Converting the Numbers

The table I gave further above is one possible way to understand diopters and the 20/something acuity test.

But there’s a better way to understand it. The real answer isn’t convenient, but it’s much more hopeful as far as your potential for improvement.

Vision Changes

It’s extremely common for people to go from one eye doctor to another and be handed a different prescription.

Why?

When your vision is bad, everything makes a difference. Anything may make you more nervous or cause you to use your eyes more poorly, causing tension and defocus. The time of day, what you were doing today, your state of mind, not to mention things out of your control like the ambiance in the office, the eye doctor’s personality, the order in which he does the tests, the previous prescription he’s going off of… All these factors can change the result.

Granted, if you’ve been wearing glasses for many years, your eyes tend to get locked down with tension, and the tension doesn’t release often, certainly not when your vision is being tested, so the tests from one visit to another will probably lead to the same prescription or pretty close to it.

People who don’t regularly wear glasses, or have never worn them but are starting to experience blurry vision, such as children, or older people who are struggling for the first time to read up close, can get a whole range of inconsistent prescriptions.

The fact is, vision changes.

It changes over short periods of time. Minutes. Seconds. Conventional eye care doesn’t take this into account. It disrupts their models of how the eye works. And if it changes so easily, that means glasses are unnecessary and there must be a way for vision to get better without them more consistently. These cases are a nuisance to eye doctors who would rather believe that there is nothing to be done but give patients glasses (or perform surgery).

One thing I recommend to people working on improving their vision is to get an eye chart and hang it on the wall. They soon find that their vision sometimes improves out of nowhere, lasting a second, several seconds, or even a minute or longer. And then it keeps happening.

Understanding why this is happening is at the core of the approach I promise to reversing vision problems. When you know what is good and bad for your vision, and notice some subtle things that you had thought made no difference to your vision, you gain a new respect for how sensitive your eyes are to your thoughts, emotions and actions.

Is the Prescription Right For You?

If your vision can change so much, how much sense does a single prescription make that you are supposed to wear all the time? Not much. Your eyes have to basically create that amount of myopia or hyperopia in order to see clearly through the glasses. So you can see why glasses might keep your blurry vision locked into place. They confuse your brain. They teach you that your vision is operating exactly the way it’s supposed to and you just need “correction”.

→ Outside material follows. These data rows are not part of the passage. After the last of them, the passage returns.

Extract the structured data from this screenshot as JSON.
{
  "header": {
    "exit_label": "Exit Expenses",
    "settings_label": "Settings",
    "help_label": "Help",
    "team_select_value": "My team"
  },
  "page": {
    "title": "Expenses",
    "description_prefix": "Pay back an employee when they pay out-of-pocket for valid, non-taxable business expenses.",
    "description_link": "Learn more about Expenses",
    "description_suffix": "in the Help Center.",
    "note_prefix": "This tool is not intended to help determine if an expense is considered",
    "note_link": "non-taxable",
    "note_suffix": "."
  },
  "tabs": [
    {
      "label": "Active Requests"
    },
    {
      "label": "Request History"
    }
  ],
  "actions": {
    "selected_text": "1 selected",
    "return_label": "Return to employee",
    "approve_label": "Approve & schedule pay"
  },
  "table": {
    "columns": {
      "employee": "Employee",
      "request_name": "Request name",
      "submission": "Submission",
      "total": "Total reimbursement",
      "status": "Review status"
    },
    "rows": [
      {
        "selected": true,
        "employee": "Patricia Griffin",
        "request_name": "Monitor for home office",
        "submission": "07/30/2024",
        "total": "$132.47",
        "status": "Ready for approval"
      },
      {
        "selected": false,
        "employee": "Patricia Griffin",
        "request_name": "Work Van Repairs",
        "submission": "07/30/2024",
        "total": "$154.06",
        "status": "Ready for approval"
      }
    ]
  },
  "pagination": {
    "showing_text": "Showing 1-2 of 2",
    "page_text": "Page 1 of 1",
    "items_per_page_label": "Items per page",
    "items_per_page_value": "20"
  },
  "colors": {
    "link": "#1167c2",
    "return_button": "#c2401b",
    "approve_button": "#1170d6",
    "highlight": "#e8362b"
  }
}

When your vision gets tested, the stress or discomfort you experience at the doctor’s office will usually cause you to experience the worst vision you ever do. So not only are you getting a single prescription that only is good for that moment, but you’re also getting a prescription that is too strong for you at other times! Your system adapts to the glasses by de-focusing your eyes to create that level of maximum blur at all times. Not good, right?

To exacerbate the problem, it’s common for eye doctors to over-prescribe slightly. Say with -3.00 you can read 20/20 on the chart, but he might try bumping it up to -3.25 or -3.50 and see if you can read 20/15 or 20/10. They feel like they’re doing the right thing by giving you stronger glasses. It also stops you from coming back later to complain that the distance is just slightly blurry at night, for example. At night, or in other adverse conditions, you might be straining your eyes more in an attempt to see things, resulting in more defocus that would require a stronger prescription, while during the day perhaps the -3.00 would have been perfect. Once you adapt to these stronger -3.25 glasses, he’ll be ready to give you a pair of -3.50 glasses, and so on.

It’s unfortunate, but keep in mind he’s just providing a service that you’re asking for, in the best way he knows how. The best thing to do is to improve your vision and get out of this vicious cycle of stronger and stronger glasses.